Can humans one day upload their minds into robots? The idea sounds like science fiction, but Musk did make a version of that prediction at Tesla’s 2025 annual meeting. Musk said Neuralink might eventually create an “approximate snapshot” of a person’s mind and upload it to an Optimus robot body, but it may be “ less than twenty years” away.
What makes the claim newsworthy is not that the technology exists now. Neuralink’s real-world progress is still much narrower and more medical. Neuralink’s implant is being tested to help people with severe paralysis, and the first patient used it to move a cursor, browse the internet, play video games and post on social media.

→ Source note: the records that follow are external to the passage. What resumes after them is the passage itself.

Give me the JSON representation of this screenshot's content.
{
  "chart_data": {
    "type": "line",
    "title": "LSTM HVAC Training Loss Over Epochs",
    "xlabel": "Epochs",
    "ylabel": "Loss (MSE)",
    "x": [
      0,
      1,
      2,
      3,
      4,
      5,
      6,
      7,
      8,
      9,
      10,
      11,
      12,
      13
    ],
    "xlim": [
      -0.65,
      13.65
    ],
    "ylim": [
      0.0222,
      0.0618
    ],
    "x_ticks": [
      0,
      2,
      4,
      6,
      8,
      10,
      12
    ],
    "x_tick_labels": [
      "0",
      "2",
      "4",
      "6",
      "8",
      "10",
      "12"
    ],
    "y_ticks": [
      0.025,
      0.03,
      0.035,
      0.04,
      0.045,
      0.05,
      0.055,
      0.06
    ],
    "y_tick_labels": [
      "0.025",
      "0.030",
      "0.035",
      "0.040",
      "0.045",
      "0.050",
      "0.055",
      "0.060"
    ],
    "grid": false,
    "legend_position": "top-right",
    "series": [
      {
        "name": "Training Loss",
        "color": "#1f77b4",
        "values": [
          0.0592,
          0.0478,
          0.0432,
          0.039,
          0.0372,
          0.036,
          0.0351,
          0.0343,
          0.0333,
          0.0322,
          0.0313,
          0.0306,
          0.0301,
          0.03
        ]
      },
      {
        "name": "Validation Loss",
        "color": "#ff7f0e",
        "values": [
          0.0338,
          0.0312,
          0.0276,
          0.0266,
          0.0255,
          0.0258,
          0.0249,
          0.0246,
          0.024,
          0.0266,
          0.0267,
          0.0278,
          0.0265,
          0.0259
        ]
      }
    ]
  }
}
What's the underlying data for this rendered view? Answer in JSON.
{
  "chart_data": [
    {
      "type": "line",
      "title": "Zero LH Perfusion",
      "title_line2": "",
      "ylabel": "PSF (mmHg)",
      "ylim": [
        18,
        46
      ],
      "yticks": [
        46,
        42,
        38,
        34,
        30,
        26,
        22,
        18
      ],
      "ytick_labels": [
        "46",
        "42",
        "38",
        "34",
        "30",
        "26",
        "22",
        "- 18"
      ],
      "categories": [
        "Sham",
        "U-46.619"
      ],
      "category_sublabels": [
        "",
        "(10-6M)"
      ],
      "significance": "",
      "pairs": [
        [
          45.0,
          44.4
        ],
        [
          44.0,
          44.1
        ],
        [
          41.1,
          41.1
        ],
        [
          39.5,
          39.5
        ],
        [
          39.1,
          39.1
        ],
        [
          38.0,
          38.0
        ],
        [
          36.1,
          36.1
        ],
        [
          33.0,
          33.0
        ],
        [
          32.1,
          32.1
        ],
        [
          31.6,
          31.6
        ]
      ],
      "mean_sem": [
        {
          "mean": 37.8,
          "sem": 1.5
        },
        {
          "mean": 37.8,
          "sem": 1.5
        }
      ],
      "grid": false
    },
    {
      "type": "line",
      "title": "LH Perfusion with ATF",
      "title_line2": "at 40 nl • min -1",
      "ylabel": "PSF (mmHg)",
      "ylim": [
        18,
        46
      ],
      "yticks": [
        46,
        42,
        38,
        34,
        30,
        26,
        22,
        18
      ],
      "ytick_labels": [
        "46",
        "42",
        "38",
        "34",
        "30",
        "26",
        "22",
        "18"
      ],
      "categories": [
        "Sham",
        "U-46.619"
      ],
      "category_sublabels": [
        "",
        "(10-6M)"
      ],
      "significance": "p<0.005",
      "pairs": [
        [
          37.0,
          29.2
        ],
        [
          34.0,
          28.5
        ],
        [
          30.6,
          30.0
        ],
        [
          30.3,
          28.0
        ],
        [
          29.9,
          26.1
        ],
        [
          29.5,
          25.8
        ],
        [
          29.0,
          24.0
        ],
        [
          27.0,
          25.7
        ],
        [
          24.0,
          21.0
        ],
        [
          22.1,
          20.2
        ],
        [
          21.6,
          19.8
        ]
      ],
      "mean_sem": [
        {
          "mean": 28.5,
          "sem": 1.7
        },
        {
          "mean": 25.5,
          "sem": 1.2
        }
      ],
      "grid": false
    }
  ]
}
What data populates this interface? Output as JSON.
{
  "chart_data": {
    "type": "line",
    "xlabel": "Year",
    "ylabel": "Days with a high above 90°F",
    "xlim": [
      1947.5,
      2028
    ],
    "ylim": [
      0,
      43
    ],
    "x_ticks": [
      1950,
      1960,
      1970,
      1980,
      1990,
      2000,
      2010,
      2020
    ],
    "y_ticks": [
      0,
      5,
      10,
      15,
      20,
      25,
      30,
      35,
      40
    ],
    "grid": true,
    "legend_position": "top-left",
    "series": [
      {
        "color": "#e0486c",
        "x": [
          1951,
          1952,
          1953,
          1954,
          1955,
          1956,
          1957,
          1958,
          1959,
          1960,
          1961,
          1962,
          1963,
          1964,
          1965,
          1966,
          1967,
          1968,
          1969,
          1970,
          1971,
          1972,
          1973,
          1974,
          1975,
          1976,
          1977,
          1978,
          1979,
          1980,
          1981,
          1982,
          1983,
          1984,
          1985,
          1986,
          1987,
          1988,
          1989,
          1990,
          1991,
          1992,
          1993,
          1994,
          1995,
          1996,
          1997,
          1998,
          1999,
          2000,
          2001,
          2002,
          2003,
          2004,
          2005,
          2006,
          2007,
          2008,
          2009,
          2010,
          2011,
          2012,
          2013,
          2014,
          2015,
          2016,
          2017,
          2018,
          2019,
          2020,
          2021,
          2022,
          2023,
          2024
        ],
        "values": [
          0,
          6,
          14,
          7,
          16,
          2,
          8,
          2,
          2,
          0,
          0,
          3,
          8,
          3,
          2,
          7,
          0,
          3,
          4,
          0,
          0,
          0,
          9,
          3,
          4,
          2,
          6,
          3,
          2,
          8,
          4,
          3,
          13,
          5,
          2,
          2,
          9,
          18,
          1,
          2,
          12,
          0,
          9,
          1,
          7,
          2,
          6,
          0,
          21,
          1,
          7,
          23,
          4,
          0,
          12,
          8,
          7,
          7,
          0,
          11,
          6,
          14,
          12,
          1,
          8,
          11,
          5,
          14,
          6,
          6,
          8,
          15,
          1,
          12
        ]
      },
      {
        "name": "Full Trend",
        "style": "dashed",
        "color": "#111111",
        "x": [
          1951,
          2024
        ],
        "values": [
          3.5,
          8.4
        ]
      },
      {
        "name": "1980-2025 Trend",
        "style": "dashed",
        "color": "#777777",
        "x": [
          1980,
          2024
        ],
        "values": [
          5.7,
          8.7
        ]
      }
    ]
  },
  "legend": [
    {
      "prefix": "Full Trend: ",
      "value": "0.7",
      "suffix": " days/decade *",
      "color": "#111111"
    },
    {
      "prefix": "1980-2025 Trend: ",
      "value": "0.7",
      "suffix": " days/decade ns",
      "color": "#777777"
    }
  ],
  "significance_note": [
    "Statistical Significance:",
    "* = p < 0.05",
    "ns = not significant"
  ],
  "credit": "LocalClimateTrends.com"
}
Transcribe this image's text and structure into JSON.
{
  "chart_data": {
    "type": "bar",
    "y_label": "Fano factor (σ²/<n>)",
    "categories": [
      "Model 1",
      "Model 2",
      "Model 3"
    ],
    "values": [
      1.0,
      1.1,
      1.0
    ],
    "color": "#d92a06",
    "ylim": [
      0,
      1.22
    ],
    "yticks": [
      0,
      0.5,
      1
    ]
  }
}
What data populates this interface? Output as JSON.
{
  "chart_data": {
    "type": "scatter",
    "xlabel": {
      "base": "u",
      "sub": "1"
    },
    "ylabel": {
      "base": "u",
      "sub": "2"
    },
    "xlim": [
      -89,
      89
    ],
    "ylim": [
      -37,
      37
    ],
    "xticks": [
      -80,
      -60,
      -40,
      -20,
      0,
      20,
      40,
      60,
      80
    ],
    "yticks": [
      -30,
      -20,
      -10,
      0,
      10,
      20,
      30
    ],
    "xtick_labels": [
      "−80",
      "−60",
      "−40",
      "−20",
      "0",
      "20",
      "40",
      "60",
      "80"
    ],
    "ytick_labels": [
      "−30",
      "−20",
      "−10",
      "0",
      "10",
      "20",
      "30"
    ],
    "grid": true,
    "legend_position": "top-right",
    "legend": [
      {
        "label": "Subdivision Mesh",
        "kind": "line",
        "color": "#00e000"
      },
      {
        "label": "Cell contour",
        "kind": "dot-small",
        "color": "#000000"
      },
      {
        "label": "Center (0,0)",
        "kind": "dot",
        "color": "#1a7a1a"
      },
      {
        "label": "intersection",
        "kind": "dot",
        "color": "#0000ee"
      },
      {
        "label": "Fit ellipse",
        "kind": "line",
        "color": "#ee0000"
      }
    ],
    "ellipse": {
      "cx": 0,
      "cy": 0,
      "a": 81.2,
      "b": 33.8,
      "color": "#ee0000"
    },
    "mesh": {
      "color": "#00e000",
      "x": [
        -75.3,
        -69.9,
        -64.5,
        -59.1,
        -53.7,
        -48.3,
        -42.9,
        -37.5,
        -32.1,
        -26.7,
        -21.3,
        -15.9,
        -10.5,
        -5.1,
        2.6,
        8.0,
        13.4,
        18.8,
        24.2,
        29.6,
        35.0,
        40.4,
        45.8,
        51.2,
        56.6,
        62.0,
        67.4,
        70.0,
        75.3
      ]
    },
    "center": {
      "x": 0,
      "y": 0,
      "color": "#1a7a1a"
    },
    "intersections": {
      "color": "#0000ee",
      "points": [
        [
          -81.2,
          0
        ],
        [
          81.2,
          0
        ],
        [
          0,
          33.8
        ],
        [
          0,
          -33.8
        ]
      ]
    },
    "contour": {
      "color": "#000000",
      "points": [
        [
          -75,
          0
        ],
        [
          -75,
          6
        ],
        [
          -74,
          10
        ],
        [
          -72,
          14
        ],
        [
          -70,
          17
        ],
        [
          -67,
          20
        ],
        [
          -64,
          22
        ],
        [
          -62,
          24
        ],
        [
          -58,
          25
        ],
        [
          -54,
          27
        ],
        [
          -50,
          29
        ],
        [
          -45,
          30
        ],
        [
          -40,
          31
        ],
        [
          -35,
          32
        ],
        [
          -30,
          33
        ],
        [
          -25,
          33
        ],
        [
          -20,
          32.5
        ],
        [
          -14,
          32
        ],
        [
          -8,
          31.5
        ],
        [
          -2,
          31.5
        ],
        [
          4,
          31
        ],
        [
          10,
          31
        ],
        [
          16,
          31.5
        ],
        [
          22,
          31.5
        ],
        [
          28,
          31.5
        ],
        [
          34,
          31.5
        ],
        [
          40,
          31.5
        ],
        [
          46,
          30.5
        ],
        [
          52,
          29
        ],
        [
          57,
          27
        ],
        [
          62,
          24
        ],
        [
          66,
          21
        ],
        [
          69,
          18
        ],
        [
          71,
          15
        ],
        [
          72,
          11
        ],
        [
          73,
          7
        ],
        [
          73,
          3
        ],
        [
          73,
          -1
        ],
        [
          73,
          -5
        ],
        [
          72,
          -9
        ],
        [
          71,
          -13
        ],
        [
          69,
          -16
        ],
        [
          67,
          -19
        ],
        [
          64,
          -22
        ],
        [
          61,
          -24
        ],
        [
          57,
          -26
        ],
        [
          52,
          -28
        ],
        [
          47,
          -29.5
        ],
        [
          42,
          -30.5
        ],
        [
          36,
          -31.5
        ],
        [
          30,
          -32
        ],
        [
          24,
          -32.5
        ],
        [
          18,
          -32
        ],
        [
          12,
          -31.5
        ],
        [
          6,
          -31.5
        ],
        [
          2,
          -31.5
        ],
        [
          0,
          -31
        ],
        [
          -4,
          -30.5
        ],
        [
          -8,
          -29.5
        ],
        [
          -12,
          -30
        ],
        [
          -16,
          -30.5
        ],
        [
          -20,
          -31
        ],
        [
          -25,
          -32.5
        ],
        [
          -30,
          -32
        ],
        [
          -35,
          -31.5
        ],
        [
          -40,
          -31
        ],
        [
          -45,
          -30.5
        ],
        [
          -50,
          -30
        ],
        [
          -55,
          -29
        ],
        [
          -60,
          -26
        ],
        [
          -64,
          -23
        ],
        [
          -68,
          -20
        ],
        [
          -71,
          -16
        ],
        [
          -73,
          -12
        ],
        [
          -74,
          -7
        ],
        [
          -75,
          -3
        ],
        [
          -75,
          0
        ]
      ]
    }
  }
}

Musk makes the prediction at Tesla’s shareholder meeting
The gap between controlling a cursor and copying a human mind is enormous. A Georgian neuroscientist wrote in 2025 that mind uploading may be theoretically possible one day, but also added that researchers have “barely begun to understand the brain” and that, right now, “we’re nowhere close.” In simple terms, today’s brain-computer interfaces can capture limited signals. They do not preserve memory, personality, self-awareness or consciousness in any complete way.
Reuters on Neuralink’s first human implant
So the headline claim is real, but it should be understood for what it is: a long-range vision, not a near-term breakthrough. Musk is talking about a future where Neuralink and Tesla’s Optimus robot might merge into something far beyond today’s technology. For now, though, Neuralink remains a developing medical device platform, not a tool for digital immortality.